If we place links on our pages to contextually relevant content, it’s a win-win: good for visitors and good for search engine rankings. I identified the following sources available for me to link to:
- Blog posts
- Test drives: web-based experiences that walk you through product features
- Documentation Center for administrators, developers, content managers and more
- White Papers
In addition, I used the “Related Features” area to insert relevant links. After all, if you're visiting the Role Management page, you're probably interested in Role-Based Security and Granular User Permissions.
Next Step: Moving to Structured Content
I built all of these pages using Evoq’s in-context editing. I visit a page and when I click "Edit," I’m dropped into edit mode on that page. Content is co-mingled with layout and I use the WYSIWYG editor to add or edit content.
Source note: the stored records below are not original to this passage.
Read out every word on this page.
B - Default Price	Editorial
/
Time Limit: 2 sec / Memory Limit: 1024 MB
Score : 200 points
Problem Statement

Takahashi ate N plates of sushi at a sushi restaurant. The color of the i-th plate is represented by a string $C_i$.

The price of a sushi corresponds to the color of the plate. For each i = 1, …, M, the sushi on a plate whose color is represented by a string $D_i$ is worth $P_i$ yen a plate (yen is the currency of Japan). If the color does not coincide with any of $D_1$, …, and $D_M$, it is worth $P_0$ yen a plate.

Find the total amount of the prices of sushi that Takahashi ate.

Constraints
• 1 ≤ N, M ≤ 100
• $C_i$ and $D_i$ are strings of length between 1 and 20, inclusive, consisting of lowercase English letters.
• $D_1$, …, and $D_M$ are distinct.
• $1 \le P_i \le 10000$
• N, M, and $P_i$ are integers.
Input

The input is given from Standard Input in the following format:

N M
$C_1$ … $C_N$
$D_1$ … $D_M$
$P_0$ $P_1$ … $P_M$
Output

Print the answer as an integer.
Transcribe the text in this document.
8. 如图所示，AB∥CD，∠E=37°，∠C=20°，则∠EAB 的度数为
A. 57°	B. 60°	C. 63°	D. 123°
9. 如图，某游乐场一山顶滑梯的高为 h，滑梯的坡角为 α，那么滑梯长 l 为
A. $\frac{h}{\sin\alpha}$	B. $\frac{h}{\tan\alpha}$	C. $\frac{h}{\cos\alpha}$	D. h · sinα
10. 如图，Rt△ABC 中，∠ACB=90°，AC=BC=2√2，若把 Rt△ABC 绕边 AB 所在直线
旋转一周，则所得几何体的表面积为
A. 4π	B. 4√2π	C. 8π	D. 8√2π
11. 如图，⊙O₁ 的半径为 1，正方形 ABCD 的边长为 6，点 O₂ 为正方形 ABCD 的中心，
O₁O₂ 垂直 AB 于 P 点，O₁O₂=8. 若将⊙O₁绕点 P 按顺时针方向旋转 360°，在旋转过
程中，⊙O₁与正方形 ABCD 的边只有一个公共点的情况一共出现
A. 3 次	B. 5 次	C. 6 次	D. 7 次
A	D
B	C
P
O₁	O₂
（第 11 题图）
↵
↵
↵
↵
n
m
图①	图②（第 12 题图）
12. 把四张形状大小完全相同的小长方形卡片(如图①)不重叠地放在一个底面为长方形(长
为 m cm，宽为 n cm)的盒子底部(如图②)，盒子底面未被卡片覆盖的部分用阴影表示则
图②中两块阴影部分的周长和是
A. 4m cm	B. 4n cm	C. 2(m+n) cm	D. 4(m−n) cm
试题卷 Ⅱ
Starting in Evoq 8.5 (released in August), we support structured content, which allows content to live independent from pages.
With structured content in Evoq, content is organized by Content Types (i.e. built-in Content Types or custom Content Types that you create). CMS authors can then create Content Items of a particular Content Type.
To render structured content on a page, Evoq provides a library of visualizers.
There are a number of visualizers available for each Content Type.
For these product pages, my plan is to create a custom Content Type with these attributes:
Headline
Description
Benefits
How to Use
Images (x3)
Related Features
I’d then create a custom visualizer to match the layout of the existing pages. Moving to structured content provides me with these benefits:
- Separating content from layout, which enables content re-use
- More consistency across pages, since WYSIWYG editing has been replaced by visualizers
- Significant time savings: I create my content "off page," and then the visualizers handle all of the rendering
Summary
To summarize my lessons learned from this project:
Little things can cause large delays, so make the right judgment calls. Content and design considerations can be blended together for the best outcome. It’s important to get the page template right.
Launching new pages is the starting line, not the finish line. Moving to structured content can lead to time savings, and re-use can lead to a higher ROI on my content investment.
I'd love to have your feedback on the new product pages. Check them out and let me know what you think. Thanks!